Mar 29 2013


L.S. “Sam” Skaggs, whose generous support helped transform the Skaggs School of Pharmacy at The University of Montana into a nationally recognized program, died Thursday, March 21. He was 89. 

Skaggs leaves behind a legacy of achievement, one that includes a retail food-and-drug business empire and continued philanthropy in the promotion of health sciences throughout the country. As founder of the ALSAM Foundation, Skaggs directed more than $11 million to the Skaggs School of Pharmacy at UM, investing in the infrastructure to build a program that is now recognized consistently as one of the top in the nation.

L.S. Sam Skaggs

“Mr. Skaggs’ generosity allowed UM to invest in pharmaceutical and health science research,” says UM President Royce Engstrom. “In the years since, the Skaggs School of Pharmacy has consistently ranked among the top pharmacy schools in the nation for total research dollars. This is a huge measure of the School’s success and national reputation, and Mr. Skaggs really allowed that to happen.”

Most recently, Skaggs designated $250,000 in scholarships to be used in the advancement of student success.

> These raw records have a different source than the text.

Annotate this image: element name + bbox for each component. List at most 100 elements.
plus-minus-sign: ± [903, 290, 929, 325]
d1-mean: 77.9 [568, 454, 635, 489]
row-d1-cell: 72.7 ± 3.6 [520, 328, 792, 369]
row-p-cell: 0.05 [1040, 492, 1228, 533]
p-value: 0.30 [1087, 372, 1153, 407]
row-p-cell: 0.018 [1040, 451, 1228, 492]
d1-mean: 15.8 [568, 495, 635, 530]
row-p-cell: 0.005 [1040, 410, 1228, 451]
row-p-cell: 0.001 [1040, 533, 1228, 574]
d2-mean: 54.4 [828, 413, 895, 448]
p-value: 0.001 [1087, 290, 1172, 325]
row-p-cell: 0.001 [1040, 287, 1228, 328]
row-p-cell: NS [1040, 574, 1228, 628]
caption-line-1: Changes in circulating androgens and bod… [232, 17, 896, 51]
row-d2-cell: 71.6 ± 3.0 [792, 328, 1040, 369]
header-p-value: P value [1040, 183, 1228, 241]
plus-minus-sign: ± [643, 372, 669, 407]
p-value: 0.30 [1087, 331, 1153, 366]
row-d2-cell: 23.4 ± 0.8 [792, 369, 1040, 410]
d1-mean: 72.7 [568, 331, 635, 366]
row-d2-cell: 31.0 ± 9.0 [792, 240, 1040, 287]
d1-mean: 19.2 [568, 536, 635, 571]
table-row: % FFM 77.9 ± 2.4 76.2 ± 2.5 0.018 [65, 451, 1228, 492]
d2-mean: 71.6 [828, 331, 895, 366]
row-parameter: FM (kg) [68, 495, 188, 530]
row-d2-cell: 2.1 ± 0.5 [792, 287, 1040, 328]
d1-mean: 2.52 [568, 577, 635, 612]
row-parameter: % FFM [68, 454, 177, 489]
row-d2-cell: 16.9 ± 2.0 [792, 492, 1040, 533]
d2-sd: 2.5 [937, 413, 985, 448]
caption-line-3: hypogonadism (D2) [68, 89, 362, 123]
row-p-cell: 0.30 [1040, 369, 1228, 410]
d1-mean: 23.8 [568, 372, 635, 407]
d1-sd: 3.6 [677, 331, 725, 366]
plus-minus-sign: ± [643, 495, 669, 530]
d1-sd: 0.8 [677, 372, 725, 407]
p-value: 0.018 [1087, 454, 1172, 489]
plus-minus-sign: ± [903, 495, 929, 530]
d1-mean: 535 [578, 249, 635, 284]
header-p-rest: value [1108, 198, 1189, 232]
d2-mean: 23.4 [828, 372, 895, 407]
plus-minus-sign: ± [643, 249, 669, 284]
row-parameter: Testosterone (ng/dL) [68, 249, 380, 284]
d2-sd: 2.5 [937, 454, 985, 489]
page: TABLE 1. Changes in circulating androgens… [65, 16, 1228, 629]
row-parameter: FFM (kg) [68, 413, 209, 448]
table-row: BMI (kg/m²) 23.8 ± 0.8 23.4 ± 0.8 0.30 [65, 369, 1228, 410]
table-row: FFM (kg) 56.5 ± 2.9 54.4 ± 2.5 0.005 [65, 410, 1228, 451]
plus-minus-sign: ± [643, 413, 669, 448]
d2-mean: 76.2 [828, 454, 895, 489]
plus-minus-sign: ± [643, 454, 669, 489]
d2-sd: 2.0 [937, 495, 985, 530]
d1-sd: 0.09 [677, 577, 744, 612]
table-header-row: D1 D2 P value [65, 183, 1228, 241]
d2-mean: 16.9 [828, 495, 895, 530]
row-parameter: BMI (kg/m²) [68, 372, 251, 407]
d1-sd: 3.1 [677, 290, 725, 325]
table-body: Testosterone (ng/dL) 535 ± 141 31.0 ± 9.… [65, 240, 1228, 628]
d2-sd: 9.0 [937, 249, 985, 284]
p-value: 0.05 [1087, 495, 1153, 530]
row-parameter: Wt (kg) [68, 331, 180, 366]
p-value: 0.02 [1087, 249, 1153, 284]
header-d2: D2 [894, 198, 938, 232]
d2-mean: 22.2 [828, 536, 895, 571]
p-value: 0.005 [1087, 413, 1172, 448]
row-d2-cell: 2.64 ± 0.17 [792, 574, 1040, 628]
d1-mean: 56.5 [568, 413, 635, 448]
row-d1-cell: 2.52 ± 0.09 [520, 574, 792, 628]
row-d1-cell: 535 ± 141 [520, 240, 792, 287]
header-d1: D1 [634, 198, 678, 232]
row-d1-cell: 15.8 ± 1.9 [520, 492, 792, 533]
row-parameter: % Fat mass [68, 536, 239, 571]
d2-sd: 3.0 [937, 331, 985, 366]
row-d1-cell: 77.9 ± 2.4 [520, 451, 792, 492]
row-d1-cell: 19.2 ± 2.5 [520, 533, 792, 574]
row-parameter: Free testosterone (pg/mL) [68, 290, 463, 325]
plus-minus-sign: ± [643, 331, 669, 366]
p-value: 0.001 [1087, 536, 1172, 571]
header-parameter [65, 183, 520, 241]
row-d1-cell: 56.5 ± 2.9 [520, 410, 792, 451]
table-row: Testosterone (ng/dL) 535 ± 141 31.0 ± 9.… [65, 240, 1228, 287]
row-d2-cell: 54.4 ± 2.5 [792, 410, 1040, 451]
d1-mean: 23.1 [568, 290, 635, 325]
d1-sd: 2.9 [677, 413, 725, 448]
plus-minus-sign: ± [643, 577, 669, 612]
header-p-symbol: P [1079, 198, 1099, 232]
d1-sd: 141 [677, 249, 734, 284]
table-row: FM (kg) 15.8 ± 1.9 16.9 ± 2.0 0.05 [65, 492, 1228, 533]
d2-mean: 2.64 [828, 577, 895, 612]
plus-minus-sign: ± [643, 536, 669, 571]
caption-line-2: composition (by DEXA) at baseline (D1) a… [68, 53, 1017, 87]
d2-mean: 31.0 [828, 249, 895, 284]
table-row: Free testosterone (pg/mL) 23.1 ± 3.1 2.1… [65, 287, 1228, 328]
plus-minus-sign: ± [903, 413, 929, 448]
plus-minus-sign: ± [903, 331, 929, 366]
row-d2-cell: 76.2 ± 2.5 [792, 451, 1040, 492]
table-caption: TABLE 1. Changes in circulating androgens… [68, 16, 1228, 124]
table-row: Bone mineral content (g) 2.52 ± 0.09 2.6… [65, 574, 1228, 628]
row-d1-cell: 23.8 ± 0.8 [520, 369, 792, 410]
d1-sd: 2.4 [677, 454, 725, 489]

“Mr. Skaggs has impacted more than 1,250 pharmacy students at UM since his first generous gift in 1994,” says David Forbes, dean of the UM College of Health Professions and Biomedical Sciences. “His influence goes beyond the individual students. Our graduates enter the workforce and benefit countless people with high quality healthcare throughout the country.”

Skaggs served four years in the U.S. Army Chemical Warfare Service in Europe during World War II and found his professional career at the age of 26, when he assumed presidency of the Payless Drug Stores chain after his father’s death in 1950. In 1979, he obtained American Stores, forming the second-largest United States food retailer in the country.  Shortly before he retired in 1995, Skaggs was responsible for one of the largest food companies in the world, an enterprise that included 1,700 stores in 26 states and annual revenue exceeding $22 billion.

He devoted a significant portion of his wealth to diverse philanthropic interests, ranging from pharmaceutical education and research throughout the American west to religious interests that included support of the Skaggs Catholic Center in Utah.

“The generosity of Mr. Skaggs will impact generations of students to come. His investment in students, and UM, is appreciated beyond measure. He is an inspiration to our community, and will be remembered fondly,” says Forbes.

Skaggs is survived by his wife of 64 years, Aline Wilmot Skaggs; children, Susie Balukoff (AJ) of Boise, Idaho, Mark S. Skaggs (Cindy) of Eureka Springs, Ark., Claudia S. Luttrell of Salt Lake City, Utah, and Don L Skaggs (Teresa) of Salt Lake City, Utah; 15 grandchildren and a number of great-grandchildren.